Eight years ago, he and his family moved to the United States from India, and it didn’t take long for him fit right in and start making friends in his new home. One thing he brought from India was his love for running: He was into short-distance races, mostly in the 100-meter dash, drawn by the adrenaline rush of the short burst of speed.
When he moved to Forsyth County as a middle schooler, though, that path started to shift. Then-Piney Grove Middle School track and field coach Robert Oswald saw potential in him as a distance runner, and soon, he was running the 800-meter event. But when he subsequently began to try his hand at cross country that year, his knack for adapting was put to the test.
“I remember at the first practice, I just went all out,” Kochuparambil said. “We were supposed to do four miles and the first time, I went and burned myself out. I was like, ‘We're done, right?’, and the coaches were like, ‘No, buddy, we've got three more.’”
Now a junior at Denmark a few years after that rude awakening, Kochuparambil has morphed into one of the county’s faster distance runners, but the Danes feel like he’s only scratched the surface of what he’s capable of. Almost a year after finishing in the top 10 at the Class 4A state meet last November, Kochuparambil is looking to push himself further than where pure talent alone can take him.
“He just glides when he runs,” Denmark cross country coach Ty Brown said. “I don't know if he realizes how good he is, but you watch the way he runs compared to other runners and it's just smooth, almost effortless. He's also very laid back – he's not over the top, he's not one of those kids who stresses about his training or his performance, but he's very competitive. Once he gets into a race, he's focused on the finish line and trying to beat the guys around him.”

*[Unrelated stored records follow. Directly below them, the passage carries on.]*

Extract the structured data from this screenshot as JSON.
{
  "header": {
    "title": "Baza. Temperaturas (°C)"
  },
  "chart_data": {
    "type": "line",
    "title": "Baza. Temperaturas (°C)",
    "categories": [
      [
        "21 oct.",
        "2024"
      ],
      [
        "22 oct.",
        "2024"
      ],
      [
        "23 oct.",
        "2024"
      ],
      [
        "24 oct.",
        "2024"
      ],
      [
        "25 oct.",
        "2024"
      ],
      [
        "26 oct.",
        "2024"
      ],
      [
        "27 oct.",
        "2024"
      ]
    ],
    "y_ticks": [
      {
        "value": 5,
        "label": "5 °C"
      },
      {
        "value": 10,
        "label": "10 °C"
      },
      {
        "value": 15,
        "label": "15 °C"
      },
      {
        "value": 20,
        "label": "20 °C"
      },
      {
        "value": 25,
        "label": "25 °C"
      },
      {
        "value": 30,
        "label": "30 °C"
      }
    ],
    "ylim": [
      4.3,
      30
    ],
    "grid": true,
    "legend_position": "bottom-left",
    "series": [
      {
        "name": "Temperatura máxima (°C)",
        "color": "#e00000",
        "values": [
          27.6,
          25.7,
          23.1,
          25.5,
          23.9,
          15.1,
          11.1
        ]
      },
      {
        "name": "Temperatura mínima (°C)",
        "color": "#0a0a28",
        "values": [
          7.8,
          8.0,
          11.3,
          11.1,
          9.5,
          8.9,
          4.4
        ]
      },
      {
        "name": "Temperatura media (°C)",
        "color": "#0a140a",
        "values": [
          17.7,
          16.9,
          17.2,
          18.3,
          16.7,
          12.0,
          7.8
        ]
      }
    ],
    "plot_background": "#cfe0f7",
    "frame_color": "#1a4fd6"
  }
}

Sometimes, that laid-back nature can be a detriment. Kochuparambil feels like he could have done more summer running than he actually did before this season, for example. But in the midst of an actual race, his mind is always focused on pushing further and further.
The first time he felt that type of competitive fire was during the middle school state meet at Piney Grove. His friends’ dad was the coach of another team also running in the event, and he told Kochuparambil not to try pacing with his best runner, warning that he might get worn out.
“That really got in my head that day,” Kochuparambil said. “I went out there and pushed myself to the limit and beat the best guy out there. I made it into the top 10 – that guy was right next to me. It was the first reason why I pushed myself so much.”
He continued running cross country in his freshman year at South Forsyth, and he enjoyed his time there, helping the War Eagles win third place at state that year with a group that he’d become really close with.
But just when he was gearing up for his second season with South, he found out that he’d have to leave for Denmark, and he didn’t take the news well.
“I didn't want to run cross country here at all,” Kochuparambil said. “I just didn't know anyone. I was just so mad that I had to move here. I was super frustrated.”
But he wasn’t going to just quit. He continued to run at Denmark, but initially, the results reflected his lack of enthusiasm. At his first race with his new school, he posted his worst time ever at around 19 minutes.
But as the year went on, he began to warm up to his new teammates, particularly then-freshman Ethan Ashley, another one of Denmark’s best runners. Despite his youth, he knows how to push Kochuparambil, as he’s done when the stakes are the highest.
“He was the reason I actually placed (top 10) at state last year,” Kochuparambil said. “He was in front of me for the first lap and the second lap comes and he turns around and he's like, ‘Karthik, where are you?’ I'm like, ‘What? You're screaming at me at a state race, you understand that, right?’”
Kochuparambil placed 10th in the Class 4A state race in Carrollton and third in Region 7-4A, and in track, he placed second in the 800- and 1600-meter runs at the state meet. He sees himself as a better track athlete, but enjoys cross country more for its more social nature. Now fully invested as a Denmark runner, he and his school are excited to see what heights he can reach.
“I don't think any of us really knows how fast he could go,” Brown said. “He can probably have a phenomenal 5K time that wouldn't just be impressive in our area, but in the state and in the southeast.“A lot of that's just up to him. It's what kind of training he's willing to do. He has so much raw talent.”